The “Lyme Man” has been spreading many lies about Lyme disease. An article featuring Çetin absurdly claimed:

  • 7-10 million people in Turkey have Lyme disease.
  • 25 million people in America have Lyme disease.  (No, CDC estimates ~300,000 cases annually but it’s a curable infection regardless.)
  • Lyme disease mimics 350 diseases. (No, Lyme can be distinguished using well-established methods.)
  • Lyme disease is spread via fleas and mosquitos. (No, it is only spread by Ixodes ticks.)
  • Lyme disease is a “silent killer within us” (No, it almost never kills and is easy to detect.)

Even crazier, Çetin reportedly called Lyme disease a bigger threat than AIDS. AIDS is caused by the HIV virus, which is still incurable.

Çetin founded Turkey’s first Lyme disease association. Like Lyme conspiracy theorist groups in other countries, Çetin’s group pretends to be a real medical organization.

It’s incredible how a single conspiracy theorist can be responsible for so much chaos. This phenomenon, whereby a single quack manufactures an outbreak of chronic Lyme disease, has been seen in other regions.

In France, an analysis of media coverage of Lyme disease noted the prominence of Christian Perronne—an ILADS-associated quack. Perronne had been featured in 22 of the 49 articles (45%) about Lyme disease since 2014 even though his beliefs fly in the face of settled science.

Scientists investigate questionable claims

In a 2018 conference abstract entitled “Lyme in Turkey: underestimated or over-diagnosed?”, scientists in Turkey noted media reports claiming millions of patients with Lyme disease (also known as Lyme borreliosis, LB) in Turkey.

To determine whether the claims of millions of Lyme cases in Turkey were plausible, the Turkish scientists performed an exhaustive search of the scientific literature between 1990 and 2017.

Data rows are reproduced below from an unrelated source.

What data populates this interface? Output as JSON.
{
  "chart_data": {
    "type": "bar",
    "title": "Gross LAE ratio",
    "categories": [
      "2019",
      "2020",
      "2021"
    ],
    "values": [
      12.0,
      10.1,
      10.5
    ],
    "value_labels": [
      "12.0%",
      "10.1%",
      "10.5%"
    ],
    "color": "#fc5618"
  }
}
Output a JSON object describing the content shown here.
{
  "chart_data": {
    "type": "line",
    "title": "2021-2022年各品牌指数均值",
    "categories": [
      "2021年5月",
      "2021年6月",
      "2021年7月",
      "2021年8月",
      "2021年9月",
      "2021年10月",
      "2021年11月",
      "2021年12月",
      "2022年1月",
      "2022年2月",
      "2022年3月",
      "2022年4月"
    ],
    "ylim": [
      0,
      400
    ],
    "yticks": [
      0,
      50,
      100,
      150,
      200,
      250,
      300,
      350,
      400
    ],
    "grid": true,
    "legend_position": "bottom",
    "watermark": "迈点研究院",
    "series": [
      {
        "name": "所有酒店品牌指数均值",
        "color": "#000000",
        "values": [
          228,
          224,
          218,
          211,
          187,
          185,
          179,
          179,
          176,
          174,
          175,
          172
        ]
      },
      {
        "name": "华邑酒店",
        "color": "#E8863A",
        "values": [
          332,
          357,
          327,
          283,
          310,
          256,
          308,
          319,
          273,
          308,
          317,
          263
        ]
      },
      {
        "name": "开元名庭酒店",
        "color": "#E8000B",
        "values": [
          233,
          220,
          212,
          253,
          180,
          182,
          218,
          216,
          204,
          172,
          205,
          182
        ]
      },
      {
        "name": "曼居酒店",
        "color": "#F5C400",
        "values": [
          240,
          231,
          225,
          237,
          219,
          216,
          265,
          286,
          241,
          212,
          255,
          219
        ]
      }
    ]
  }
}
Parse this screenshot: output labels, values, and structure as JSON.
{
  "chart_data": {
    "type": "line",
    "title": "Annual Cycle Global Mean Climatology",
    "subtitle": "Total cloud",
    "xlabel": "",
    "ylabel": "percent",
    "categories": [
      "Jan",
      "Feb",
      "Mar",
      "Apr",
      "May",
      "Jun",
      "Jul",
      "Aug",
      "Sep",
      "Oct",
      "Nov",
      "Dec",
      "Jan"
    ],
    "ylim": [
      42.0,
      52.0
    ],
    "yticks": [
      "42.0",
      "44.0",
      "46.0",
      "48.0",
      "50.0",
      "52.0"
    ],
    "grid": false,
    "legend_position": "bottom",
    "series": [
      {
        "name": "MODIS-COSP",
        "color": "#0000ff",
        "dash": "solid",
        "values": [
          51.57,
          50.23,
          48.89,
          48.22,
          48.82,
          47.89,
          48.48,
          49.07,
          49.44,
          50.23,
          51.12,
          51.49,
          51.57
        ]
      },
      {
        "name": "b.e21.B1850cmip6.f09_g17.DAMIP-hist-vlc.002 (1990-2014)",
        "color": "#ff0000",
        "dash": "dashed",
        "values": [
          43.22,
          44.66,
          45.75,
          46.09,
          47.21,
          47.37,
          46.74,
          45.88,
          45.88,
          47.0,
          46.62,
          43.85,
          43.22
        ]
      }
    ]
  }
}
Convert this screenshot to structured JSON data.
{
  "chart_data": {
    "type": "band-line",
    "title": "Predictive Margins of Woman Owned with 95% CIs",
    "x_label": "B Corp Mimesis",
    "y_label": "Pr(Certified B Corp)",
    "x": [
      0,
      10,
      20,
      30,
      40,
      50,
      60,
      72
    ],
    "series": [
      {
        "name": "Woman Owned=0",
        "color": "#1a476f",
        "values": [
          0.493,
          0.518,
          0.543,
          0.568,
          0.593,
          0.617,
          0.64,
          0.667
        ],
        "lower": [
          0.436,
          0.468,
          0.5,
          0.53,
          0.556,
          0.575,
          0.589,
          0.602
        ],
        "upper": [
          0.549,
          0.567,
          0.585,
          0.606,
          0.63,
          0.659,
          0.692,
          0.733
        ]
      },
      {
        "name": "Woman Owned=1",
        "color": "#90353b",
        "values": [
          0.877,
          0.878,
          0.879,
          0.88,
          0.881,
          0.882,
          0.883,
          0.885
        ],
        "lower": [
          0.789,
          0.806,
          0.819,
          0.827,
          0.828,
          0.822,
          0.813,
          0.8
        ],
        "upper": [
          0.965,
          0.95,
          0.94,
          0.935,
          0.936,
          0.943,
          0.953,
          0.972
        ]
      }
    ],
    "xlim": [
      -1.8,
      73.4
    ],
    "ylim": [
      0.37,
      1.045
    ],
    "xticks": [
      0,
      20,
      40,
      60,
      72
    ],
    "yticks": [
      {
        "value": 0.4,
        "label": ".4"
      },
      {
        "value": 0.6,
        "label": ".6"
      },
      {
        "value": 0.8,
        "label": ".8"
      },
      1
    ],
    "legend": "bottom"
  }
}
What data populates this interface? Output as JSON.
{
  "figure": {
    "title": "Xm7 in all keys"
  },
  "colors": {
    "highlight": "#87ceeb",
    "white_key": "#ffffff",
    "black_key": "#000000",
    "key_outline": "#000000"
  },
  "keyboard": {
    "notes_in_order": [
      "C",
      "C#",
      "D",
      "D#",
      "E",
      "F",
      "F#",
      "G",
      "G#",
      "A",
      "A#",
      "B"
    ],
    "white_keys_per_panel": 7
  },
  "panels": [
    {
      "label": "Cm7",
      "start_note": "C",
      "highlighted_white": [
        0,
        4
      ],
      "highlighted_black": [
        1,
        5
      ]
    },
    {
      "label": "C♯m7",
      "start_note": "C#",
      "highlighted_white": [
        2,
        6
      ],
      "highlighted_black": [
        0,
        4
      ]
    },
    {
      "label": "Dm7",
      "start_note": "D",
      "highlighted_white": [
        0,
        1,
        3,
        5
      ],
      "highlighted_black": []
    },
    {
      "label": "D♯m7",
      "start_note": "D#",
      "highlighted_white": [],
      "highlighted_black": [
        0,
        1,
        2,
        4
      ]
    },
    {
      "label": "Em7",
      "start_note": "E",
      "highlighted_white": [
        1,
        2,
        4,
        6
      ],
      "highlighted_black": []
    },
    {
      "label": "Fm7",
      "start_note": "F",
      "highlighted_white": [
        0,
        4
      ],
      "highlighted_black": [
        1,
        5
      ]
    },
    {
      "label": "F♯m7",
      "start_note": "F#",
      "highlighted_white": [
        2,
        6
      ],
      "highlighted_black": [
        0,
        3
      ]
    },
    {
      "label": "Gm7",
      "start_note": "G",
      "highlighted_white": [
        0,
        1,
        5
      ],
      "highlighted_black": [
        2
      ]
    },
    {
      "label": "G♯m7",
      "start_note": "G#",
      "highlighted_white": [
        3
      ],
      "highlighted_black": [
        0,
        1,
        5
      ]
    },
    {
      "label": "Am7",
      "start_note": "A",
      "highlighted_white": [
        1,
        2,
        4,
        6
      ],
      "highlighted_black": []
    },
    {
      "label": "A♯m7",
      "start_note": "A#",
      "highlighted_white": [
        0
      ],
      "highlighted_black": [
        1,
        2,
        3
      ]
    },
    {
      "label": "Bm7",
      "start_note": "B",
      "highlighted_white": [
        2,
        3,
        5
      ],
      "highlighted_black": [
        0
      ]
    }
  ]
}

Lyme disease can be contracted in Turkey, but it is not common, and of course it is treatable. The scientists found 6.7% tested ticks harbored Borrelia burgdoferi.

The literature review also found case reports of Lyme borreliosis and found some people test positive for Lyme antibodies. Only 77 Lyme cases were identified, of which 34 cases could be confirmed.

The Turkish scientists concluded:

  • We could not find evidence that would support the exaggerated number of cases presented by media.
  • Diagnosing Lyme Borreliosis is more problematic than its treatment.
  • Non-adherence to international guidelines and overdiagnosis of Lyme Borreliosis by clinicians is the major problem.


ECCMID 2018 Conference abstract: Lyme in Turkey: underestimated or over-diagnosed?

Önal U, et al. Systematic review of Lyme disease in Turkey. Trop Doct. 2019;49(3):165-170.

Yıldız AB, et al. Discrepancy between IDSA and ESGBOR in Lyme disease: Individual participant meta-analysis in Türkiye. Zoonoses Public Health. 2024.

Önal U, et al. Is there a role for dark field microscopy in the diagnosis of Lyme disease? A narrative review. Infect Dis Clin Microbiol. 2023;4:281-6.